All’ingresso nel paese, si veniva accolti da un’insegna colorata e graziosamente decorata: “Benvenuti a Dachau, vecchia di dodici secoli”. Soltanto la memoria avrebbe potuto salvare il visitatore in una circostanza del genere, contro questo subdolo tentativo di cancellarla, così come subdoli erano i prati ridenti e le linde casette che lo accoglievano una volta varcato il cancello d’ingresso. Chiunque potrebbe condividere l’affermazione che “Il lavoro rende liberi”, se non sapesse e non ricordasse in quali altri contesti questa frase sia stata utilizzata.
Termino queste brevi parole.
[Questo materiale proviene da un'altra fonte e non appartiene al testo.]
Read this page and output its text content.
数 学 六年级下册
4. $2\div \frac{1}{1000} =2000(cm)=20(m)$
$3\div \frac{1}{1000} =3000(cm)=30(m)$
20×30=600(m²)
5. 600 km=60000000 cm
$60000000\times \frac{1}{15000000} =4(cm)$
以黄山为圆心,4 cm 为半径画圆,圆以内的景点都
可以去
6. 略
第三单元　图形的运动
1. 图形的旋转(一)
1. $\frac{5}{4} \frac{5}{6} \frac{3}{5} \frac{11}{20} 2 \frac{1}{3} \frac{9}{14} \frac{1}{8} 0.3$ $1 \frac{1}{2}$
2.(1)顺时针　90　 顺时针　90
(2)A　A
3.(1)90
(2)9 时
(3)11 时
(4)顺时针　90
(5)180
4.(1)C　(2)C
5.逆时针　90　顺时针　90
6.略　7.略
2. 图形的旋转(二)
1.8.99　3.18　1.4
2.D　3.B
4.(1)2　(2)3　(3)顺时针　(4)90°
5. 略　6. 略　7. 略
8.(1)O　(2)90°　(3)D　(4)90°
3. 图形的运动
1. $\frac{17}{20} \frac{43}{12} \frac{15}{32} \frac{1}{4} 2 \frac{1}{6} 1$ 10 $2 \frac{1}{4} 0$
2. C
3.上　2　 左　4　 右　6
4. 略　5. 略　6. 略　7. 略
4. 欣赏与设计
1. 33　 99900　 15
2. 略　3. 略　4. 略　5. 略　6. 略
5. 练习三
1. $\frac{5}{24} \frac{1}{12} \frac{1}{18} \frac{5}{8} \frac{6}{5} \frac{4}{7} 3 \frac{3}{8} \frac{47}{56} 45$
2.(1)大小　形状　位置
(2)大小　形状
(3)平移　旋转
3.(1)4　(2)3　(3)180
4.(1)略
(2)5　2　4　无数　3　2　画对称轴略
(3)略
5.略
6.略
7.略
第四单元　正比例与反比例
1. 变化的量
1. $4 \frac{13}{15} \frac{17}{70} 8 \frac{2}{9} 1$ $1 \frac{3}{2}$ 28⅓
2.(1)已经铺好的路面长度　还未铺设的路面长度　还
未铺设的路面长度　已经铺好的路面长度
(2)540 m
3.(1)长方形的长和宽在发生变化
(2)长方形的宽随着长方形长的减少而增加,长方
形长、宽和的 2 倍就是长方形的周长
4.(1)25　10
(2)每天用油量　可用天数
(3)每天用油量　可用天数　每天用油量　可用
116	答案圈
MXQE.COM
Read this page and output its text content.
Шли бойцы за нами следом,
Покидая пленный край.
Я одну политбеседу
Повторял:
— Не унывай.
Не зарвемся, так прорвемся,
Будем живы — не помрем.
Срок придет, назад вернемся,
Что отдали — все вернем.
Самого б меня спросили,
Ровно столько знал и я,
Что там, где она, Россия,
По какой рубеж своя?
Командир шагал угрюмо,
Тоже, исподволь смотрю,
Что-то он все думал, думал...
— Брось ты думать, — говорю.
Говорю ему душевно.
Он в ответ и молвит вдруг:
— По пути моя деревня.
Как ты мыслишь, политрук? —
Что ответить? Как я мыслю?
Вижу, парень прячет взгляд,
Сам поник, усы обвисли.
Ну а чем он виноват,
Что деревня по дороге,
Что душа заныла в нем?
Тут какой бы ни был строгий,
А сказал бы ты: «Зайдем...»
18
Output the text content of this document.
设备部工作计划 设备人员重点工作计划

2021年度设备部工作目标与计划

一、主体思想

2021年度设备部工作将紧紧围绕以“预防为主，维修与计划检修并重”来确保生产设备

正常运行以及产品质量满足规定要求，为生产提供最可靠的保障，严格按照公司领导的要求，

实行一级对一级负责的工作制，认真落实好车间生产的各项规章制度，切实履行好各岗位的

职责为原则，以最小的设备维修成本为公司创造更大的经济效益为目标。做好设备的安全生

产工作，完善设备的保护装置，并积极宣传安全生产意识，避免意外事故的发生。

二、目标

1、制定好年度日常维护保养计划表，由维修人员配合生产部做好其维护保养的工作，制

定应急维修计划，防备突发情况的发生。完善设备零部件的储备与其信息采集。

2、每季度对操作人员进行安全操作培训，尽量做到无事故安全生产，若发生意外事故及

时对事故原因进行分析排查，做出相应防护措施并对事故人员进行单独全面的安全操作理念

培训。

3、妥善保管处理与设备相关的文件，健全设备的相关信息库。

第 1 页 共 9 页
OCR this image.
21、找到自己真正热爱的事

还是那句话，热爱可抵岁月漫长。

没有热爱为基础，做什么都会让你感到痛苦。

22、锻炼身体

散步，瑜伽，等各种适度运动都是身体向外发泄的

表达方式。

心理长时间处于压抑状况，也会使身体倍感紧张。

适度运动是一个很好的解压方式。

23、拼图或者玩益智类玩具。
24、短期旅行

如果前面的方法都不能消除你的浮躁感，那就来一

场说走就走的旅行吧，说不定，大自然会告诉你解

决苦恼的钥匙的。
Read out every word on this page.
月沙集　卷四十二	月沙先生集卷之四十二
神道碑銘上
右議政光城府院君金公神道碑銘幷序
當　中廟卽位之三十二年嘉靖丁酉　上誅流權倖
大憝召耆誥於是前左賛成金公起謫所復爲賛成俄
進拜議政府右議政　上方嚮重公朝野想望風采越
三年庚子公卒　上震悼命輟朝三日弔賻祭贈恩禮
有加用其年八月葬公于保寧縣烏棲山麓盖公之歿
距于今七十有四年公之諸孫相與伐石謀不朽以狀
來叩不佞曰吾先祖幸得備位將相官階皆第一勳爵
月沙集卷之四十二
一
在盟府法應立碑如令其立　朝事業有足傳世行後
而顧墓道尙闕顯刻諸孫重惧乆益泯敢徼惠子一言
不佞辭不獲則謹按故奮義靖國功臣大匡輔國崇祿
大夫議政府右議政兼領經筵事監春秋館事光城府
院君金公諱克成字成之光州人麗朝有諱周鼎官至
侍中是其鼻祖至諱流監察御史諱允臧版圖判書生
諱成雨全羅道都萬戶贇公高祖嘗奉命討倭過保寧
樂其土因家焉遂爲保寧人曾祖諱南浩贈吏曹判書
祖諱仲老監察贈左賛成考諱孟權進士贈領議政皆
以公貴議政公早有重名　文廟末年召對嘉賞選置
Che la memoria sia la condizione e il presupposto per qualsiasi studio della storia e per formarsi autonomamente le proprie convinzioni. Che ogni giorno sia quello della memoria, ma che, quando questo giorno annualmente ricorre, le Amministrazioni pubbliche sappiano prendere le iniziative adeguate alla straordinaria importanza di questo tema. Che i giovani vengano educati alla memoria, perché è questo il patrimonio più prezioso che possiamo trasmettere loro. Che nessuno si rifugi nel comodo alibi della perdita della memoria.
Che la memoria, ora e sempre, appartenga a tutti noi».